Believe it or not, this is nothing new. The Regency equivalent of the tabloid photographer was the caricaturist. Caricatures were printed from etchings or engravings and distributed all over England. They ranged from social and political commentary to downright scandal. Wealthy patrons might have subscriptions, while others purchased copies at stationers or print shops. Even illiterates benefited from the entertaining spin on current affairs, as the prints were displayed in shop windows, and a literate onlooker might helpfully read the captions aloud.


My favorite of the well-known caricaturists is James Gillray. He was relentless in his satires of the royal family, in particular the Prince of Wales (who, one has to admit, was really asking for it; he wasn’t at all well-behaved). Here is one where the King, Queen and Prince are all eating gold coins, enriching their coffers at the expense of the people. But while the King and Queen hold onto their money in craws attached to their necks, the Prince’s craw is empty, for he wasted vast sums.

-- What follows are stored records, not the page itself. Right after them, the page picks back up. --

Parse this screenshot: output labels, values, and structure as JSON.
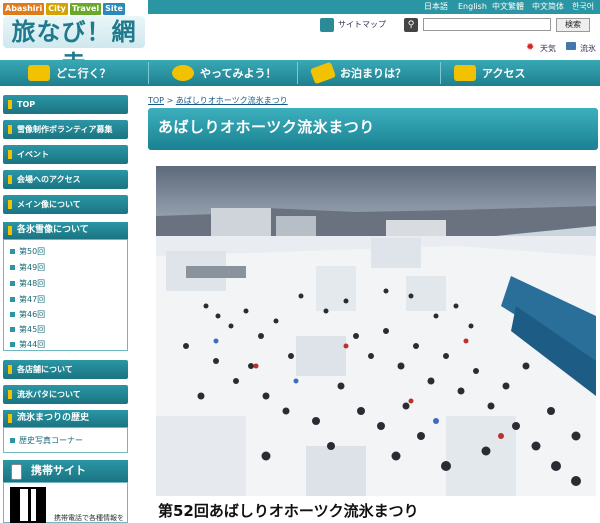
{
  "header": {
    "logo": {
      "ribbon": [
        {
          "text": "Abashiri",
          "color": "#e07a1a"
        },
        {
          "text": "City",
          "color": "#d4a300"
        },
        {
          "text": "Travel",
          "color": "#6aa82a"
        },
        {
          "text": "Site",
          "color": "#2a8ab8"
        }
      ],
      "title": "旅なび！網走"
    },
    "languages": [
      "日本語",
      "English",
      "中文繁體",
      "中文简体",
      "한국어"
    ],
    "sitemap_label": "サイトマップ",
    "search_placeholder": "",
    "search_button": "検索",
    "weather_label": "天気",
    "snow_label": "流氷"
  },
  "global_nav": [
    {
      "label": "どこ行く？",
      "icon": "camera-icon"
    },
    {
      "label": "やってみよう！",
      "icon": "person-icon"
    },
    {
      "label": "お泊まりは？",
      "icon": "key-icon"
    },
    {
      "label": "アクセス",
      "icon": "car-icon"
    }
  ],
  "sidebar": {
    "items_top": [
      "TOP",
      "雪像制作ボランティア募集",
      "イベント",
      "会場へのアクセス",
      "メイン像について"
    ],
    "categories_header": "各氷雪像について",
    "categories": [
      "第50回",
      "第49回",
      "第48回",
      "第47回",
      "第46回",
      "第45回",
      "第44回"
    ],
    "items_mid": [
      "各店舗について",
      "流氷パタについて"
    ],
    "history_header": "流氷まつりの歴史",
    "history_link": "歴史写真コーナー",
    "mobile_header": "携帯サイト",
    "mobile_text": "携帯電話で各種情報を"
  },
  "main": {
    "breadcrumb_top": "TOP",
    "breadcrumb_sep": ">",
    "breadcrumb_current": "あばしりオホーツク流氷まつり",
    "title": "あばしりオホーツク流氷まつり",
    "caption": "第52回あばしりオホーツク流氷まつり"
  }
}
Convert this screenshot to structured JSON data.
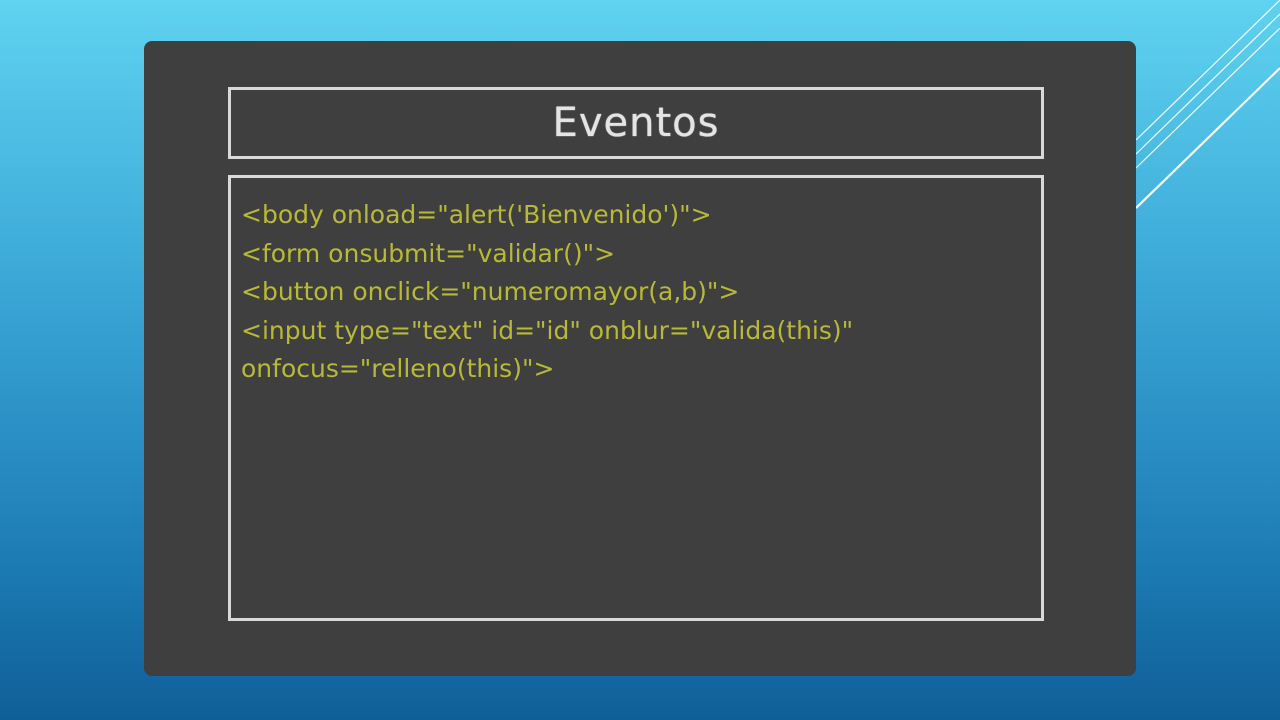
{
  "slide": {
    "title": "Eventos",
    "code_lines": [
      "<body onload=\"alert('Bienvenido')\">",
      "<form onsubmit=\"validar()\">",
      "<button onclick=\"numeromayor(a,b)\">",
      "<input type=\"text\" id=\"id\" onblur=\"valida(this)\"",
      "onfocus=\"relleno(this)\">"
    ]
  },
  "colors": {
    "background_top": "#5fd3f0",
    "background_bottom": "#0f5f98",
    "board": "#3f3f3f",
    "border": "#d9d9d9",
    "title_text": "#e4e4e4",
    "code_text": "#b9b937"
  }
}
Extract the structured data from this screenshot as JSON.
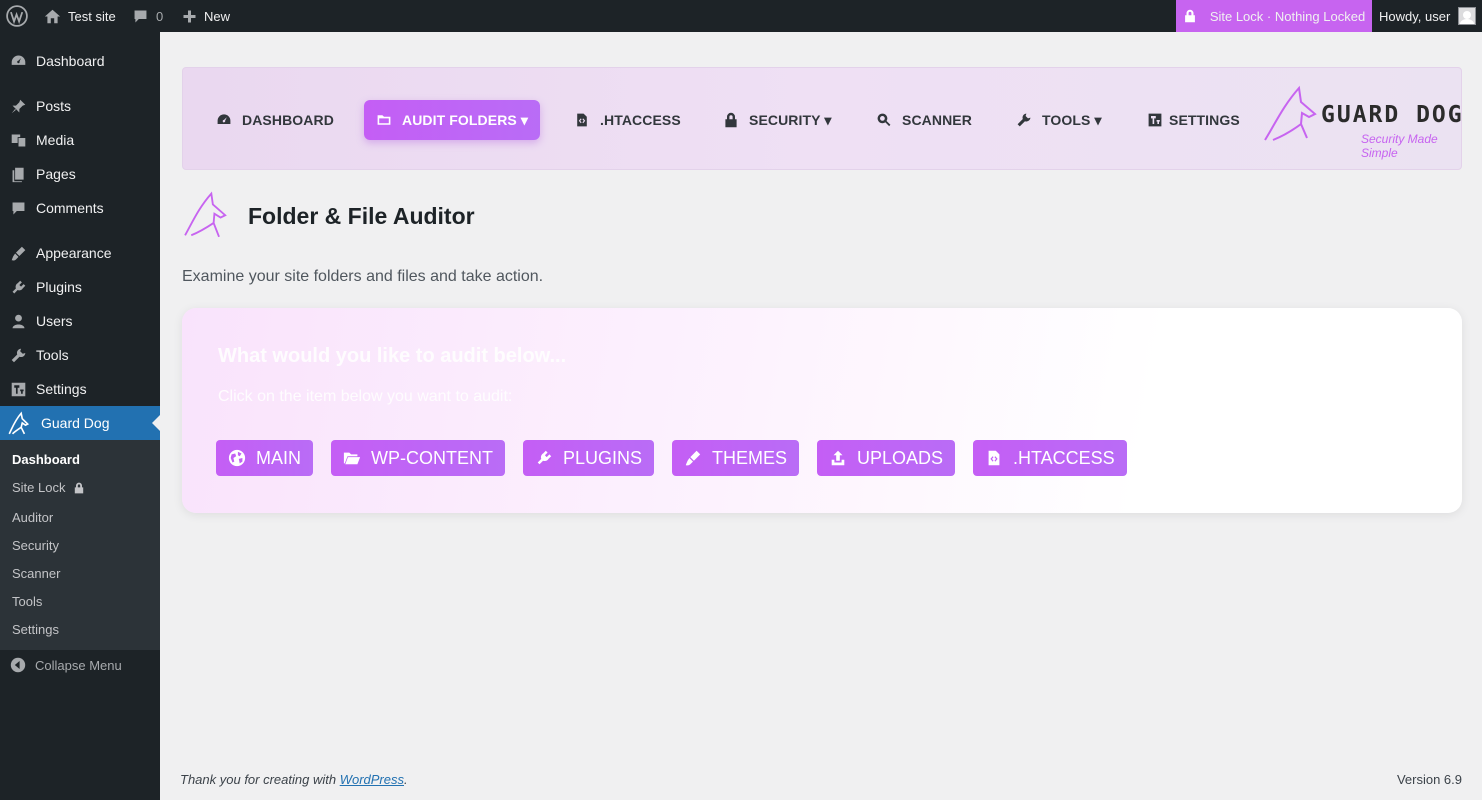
{
  "admin_bar": {
    "site_name": "Test site",
    "comments_count": "0",
    "new_label": "New",
    "site_lock_status": "Site Lock · Nothing Locked",
    "howdy": "Howdy, user"
  },
  "sidebar": {
    "items": [
      {
        "label": "Dashboard",
        "icon": "dashboard-icon"
      },
      {
        "label": "Posts",
        "icon": "pin-icon"
      },
      {
        "label": "Media",
        "icon": "media-icon"
      },
      {
        "label": "Pages",
        "icon": "pages-icon"
      },
      {
        "label": "Comments",
        "icon": "comment-icon"
      },
      {
        "label": "Appearance",
        "icon": "brush-icon"
      },
      {
        "label": "Plugins",
        "icon": "plugin-icon"
      },
      {
        "label": "Users",
        "icon": "user-icon"
      },
      {
        "label": "Tools",
        "icon": "wrench-icon"
      },
      {
        "label": "Settings",
        "icon": "settings-icon"
      },
      {
        "label": "Guard Dog",
        "icon": "guard-dog-icon"
      }
    ],
    "submenu": [
      "Dashboard",
      "Site Lock",
      "Auditor",
      "Security",
      "Scanner",
      "Tools",
      "Settings"
    ],
    "collapse_label": "Collapse Menu"
  },
  "plugin_nav": {
    "items": [
      {
        "label": "DASHBOARD",
        "icon": "gauge-icon"
      },
      {
        "label": "AUDIT FOLDERS ▾",
        "icon": "folder-icon"
      },
      {
        "label": ".HTACCESS",
        "icon": "code-file-icon"
      },
      {
        "label": "SECURITY ▾",
        "icon": "lock-icon"
      },
      {
        "label": "SCANNER",
        "icon": "search-icon"
      },
      {
        "label": "TOOLS ▾",
        "icon": "wrench-icon"
      },
      {
        "label": "SETTINGS",
        "icon": "settings-icon"
      }
    ],
    "logo_brand": "GUARD DOG",
    "logo_tagline": "Security Made Simple"
  },
  "page": {
    "title": "Folder & File Auditor",
    "description": "Examine your site folders and files and take action."
  },
  "audit_card": {
    "title": "What would you like to audit below...",
    "subtitle": "Click on the item below you want to audit:",
    "buttons": [
      {
        "label": "MAIN",
        "icon": "globe-icon"
      },
      {
        "label": "WP-CONTENT",
        "icon": "open-folder-icon"
      },
      {
        "label": "PLUGINS",
        "icon": "plugin-icon"
      },
      {
        "label": "THEMES",
        "icon": "brush-icon"
      },
      {
        "label": "UPLOADS",
        "icon": "upload-icon"
      },
      {
        "label": ".HTACCESS",
        "icon": "code-file-icon"
      }
    ]
  },
  "footer": {
    "thanks_prefix": "Thank you for creating with ",
    "thanks_link": "WordPress",
    "thanks_suffix": ".",
    "version": "Version 6.9"
  },
  "colors": {
    "accent": "#c764f0",
    "admin_dark": "#1d2327",
    "wp_blue": "#2271b1"
  }
}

Gillray drew a very famous caricature imagining what it would be like if the royal family were ousted, like in France. This enraged the Prince of Wales so much that he paid to have the print suppressed and the original plate destroyed (it wasn’t). Gillray also satirized Napoleon, whose outraged reaction was much like the Prince’s.


Gillray also depicted current issues, such as controversy over the cowpox vaccination to prevent smallpox. His caricature shows vaccinated people with little cows growing out of their arms, heads, bums, etc. Doesn’t sound too different from the vaccine controversies of today!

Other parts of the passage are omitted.